In my recovery, I did what I always do. I turned to painting, music, and movies. I turned on "What Dreams May Come". This movie, directed by Vincent Ward and written by Richard Matheson and Ronald Bass is a visual marvel. Even without sound, one can enjoy what can only be called a painted film. The effects are timeless and by that I mean that in 30, 50, 100 years with advancing technology, I feel certain that this movie could be viewed and enjoyed without screaming "circa 1998". It brought my mind so much ease just by being colorful and beautiful to look at.

For those who don’t know the story, it’s a story of death, loss, love, adventure, and eventual happiness and joy found through self realization and love.
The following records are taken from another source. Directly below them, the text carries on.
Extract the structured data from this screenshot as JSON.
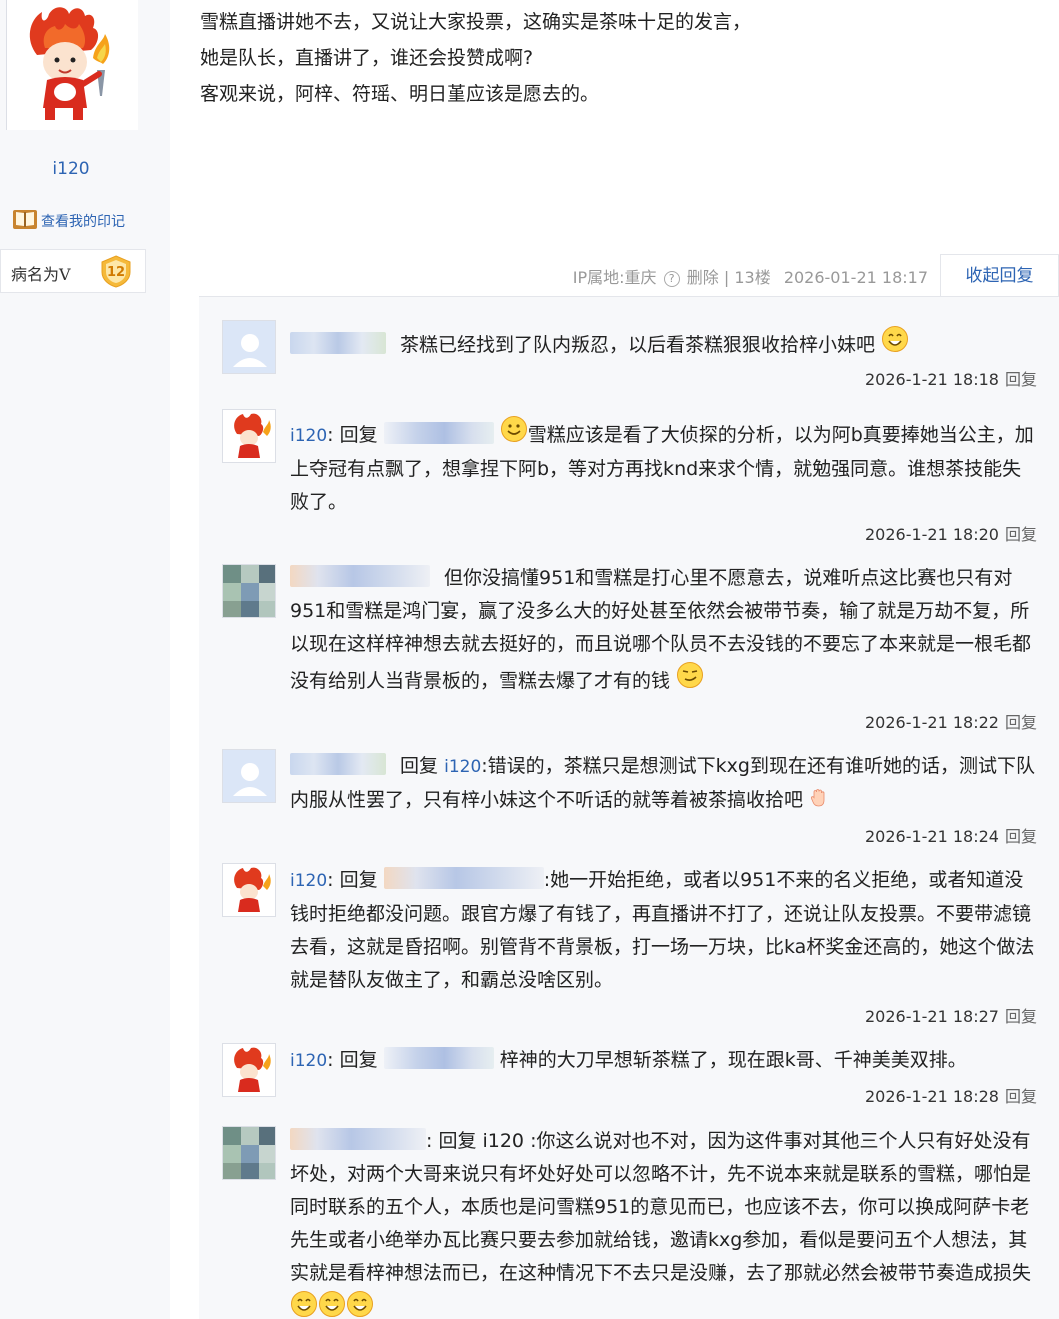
{
  "author": {
    "name": "i120",
    "badge_link": "查看我的印记",
    "level_title": "病名为V",
    "level": "12"
  },
  "post": {
    "lines": [
      "雪糕直播讲她不去，又说让大家投票，这确实是茶味十足的发言，",
      "她是队长，直播讲了，谁还会投赞成啊?",
      "客观来说，阿梓、符瑶、明日堇应该是愿去的。"
    ],
    "ip_label": "IP属地:重庆",
    "delete_label": "删除",
    "floor": "13楼",
    "datetime": "2026-01-21 18:17",
    "collapse_label": "收起回复"
  },
  "replies": [
    {
      "text": "茶糕已经找到了队内叛忍，以后看茶糕狠狠收拾梓小妹吧",
      "time": "2026-1-21 18:18",
      "reply_label": "回复"
    },
    {
      "user": "i120",
      "prefix": ":",
      "reply_word": "回复",
      "text": "雪糕应该是看了大侦探的分析，以为阿b真要捧她当公主，加上夺冠有点飘了，想拿捏下阿b，等对方再找knd来求个情，就勉强同意。谁想茶技能失败了。",
      "time": "2026-1-21 18:20",
      "reply_label": "回复"
    },
    {
      "text": "但你没搞懂951和雪糕是打心里不愿意去，说难听点这比赛也只有对951和雪糕是鸿门宴，赢了没多么大的好处甚至依然会被带节奏，输了就是万劫不复，所以现在这样梓神想去就去挺好的，而且说哪个队员不去没钱的不要忘了本来就是一根毛都没有给别人当背景板的，雪糕去爆了才有的钱",
      "time": "2026-1-21 18:22",
      "reply_label": "回复"
    },
    {
      "reply_word": "回复",
      "reply_to": "i120",
      "text": ":错误的，茶糕只是想测试下kxg到现在还有谁听她的话，测试下队内服从性罢了，只有梓小妹这个不听话的就等着被茶搞收拾吧",
      "time": "2026-1-21 18:24",
      "reply_label": "回复"
    },
    {
      "user": "i120",
      "prefix": ":",
      "reply_word": "回复",
      "text": ":她一开始拒绝，或者以951不来的名义拒绝，或者知道没钱时拒绝都没问题。跟官方爆了有钱了，再直播讲不打了，还说让队友投票。不要带滤镜去看，这就是昏招啊。别管背不背景板，打一场一万块，比ka杯奖金还高的，她这个做法就是替队友做主了，和霸总没啥区别。",
      "time": "2026-1-21 18:27",
      "reply_label": "回复"
    },
    {
      "user": "i120",
      "prefix": ":",
      "reply_word": "回复",
      "text": "梓神的大刀早想斩茶糕了，现在跟k哥、千神美美双排。",
      "time": "2026-1-21 18:28",
      "reply_label": "回复"
    },
    {
      "text": ": 回复 i120 :你这么说对也不对，因为这件事对其他三个人只有好处没有坏处，对两个大哥来说只有坏处好处可以忽略不计，先不说本来就是联系的雪糕，哪怕是同时联系的五个人，本质也是问雪糕951的意见而已，也应该不去，你可以换成阿萨卡老先生或者小绝举办瓦比赛只要去参加就给钱，邀请kxg参加，看似是要问五个人想法，其实就是看梓神想法而已，在这种情况下不去只是没赚，去了那就必然会被带节奏造成损失"
    }
  ]
}
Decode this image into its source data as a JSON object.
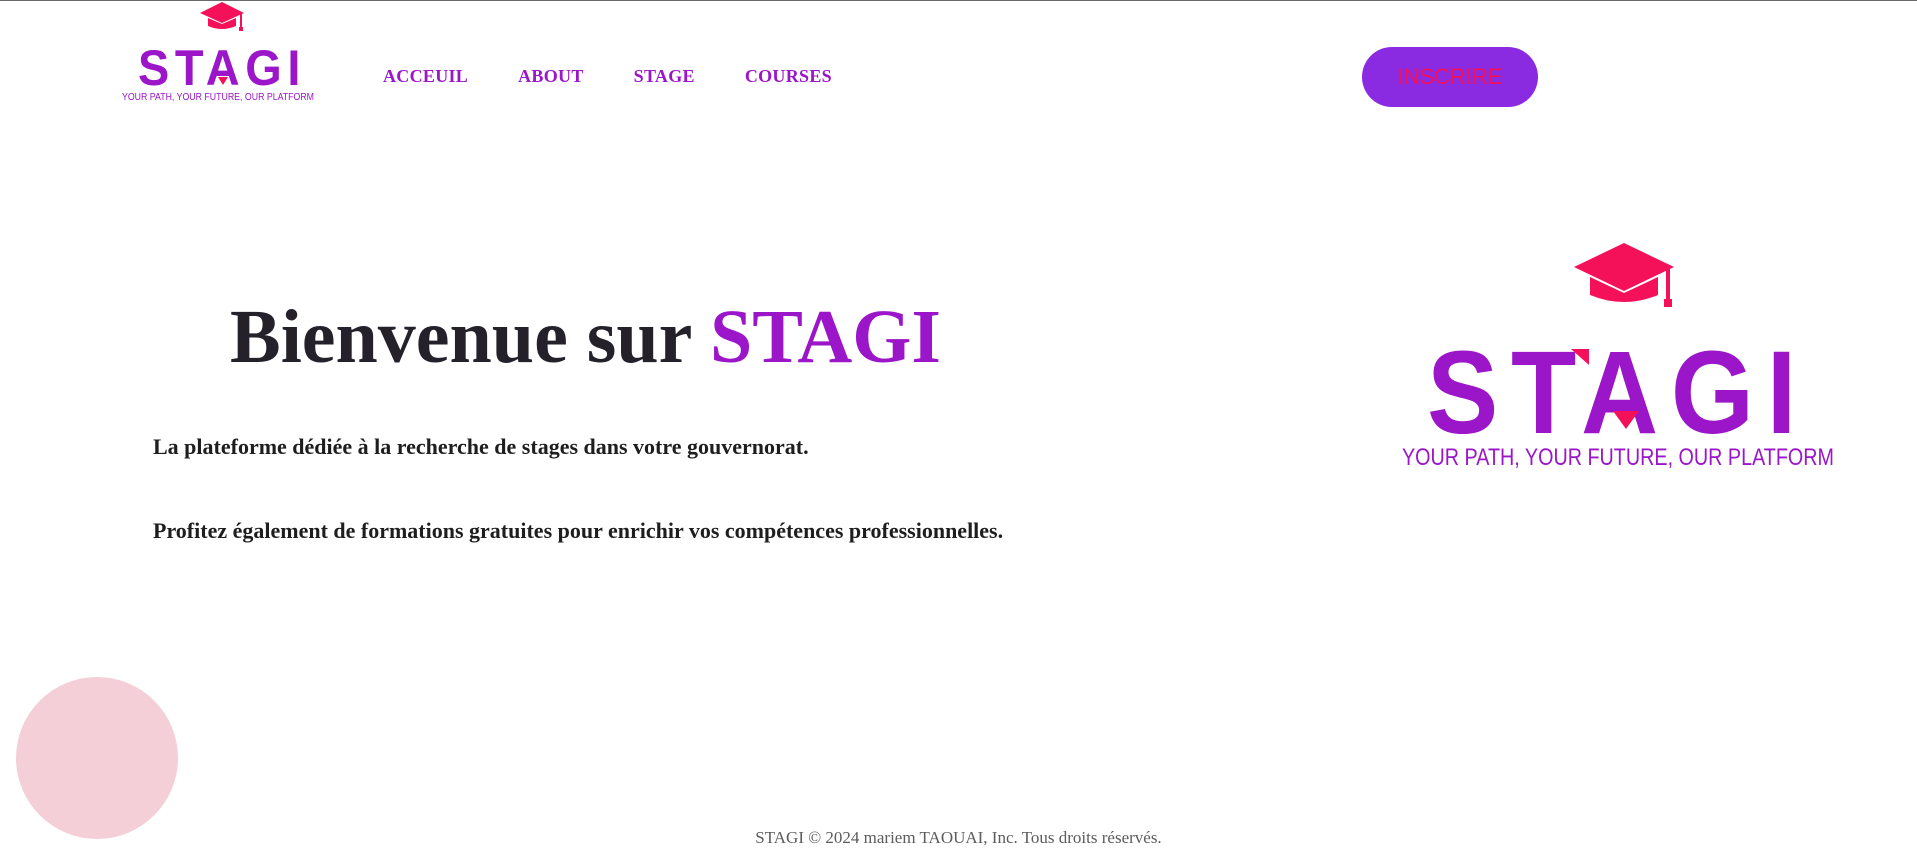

It’s not a story for the moment, it’s a story to be taken in and pondered, much like life. It’s a story one must view alone, and if at all possible, again with someone you truly love. That’s just what I did, and somehow, it brought me through.

In the beginning, there are deaths ... most interestingly, the main character, Chris Neilson (played by Robin Williams) dies. What a way to start, huh? And in that death, suddenly we’re taken on a journey of awakening. I took this metaphorically into my own life with the death of my old self (pre-breakdown) and the birth of a new self (now). We all can relate, I’m sure. Through paint, heaven is revealed to Chris Neilson. The dream only becomes real later, when he discovers that when he’s ready, he can solidify his surroundings by solidifying his own ideas and sense of self. I’m still in the dreaming stage. Most people linger here for the duration. A few make the leap. A few don’t even dare to dream.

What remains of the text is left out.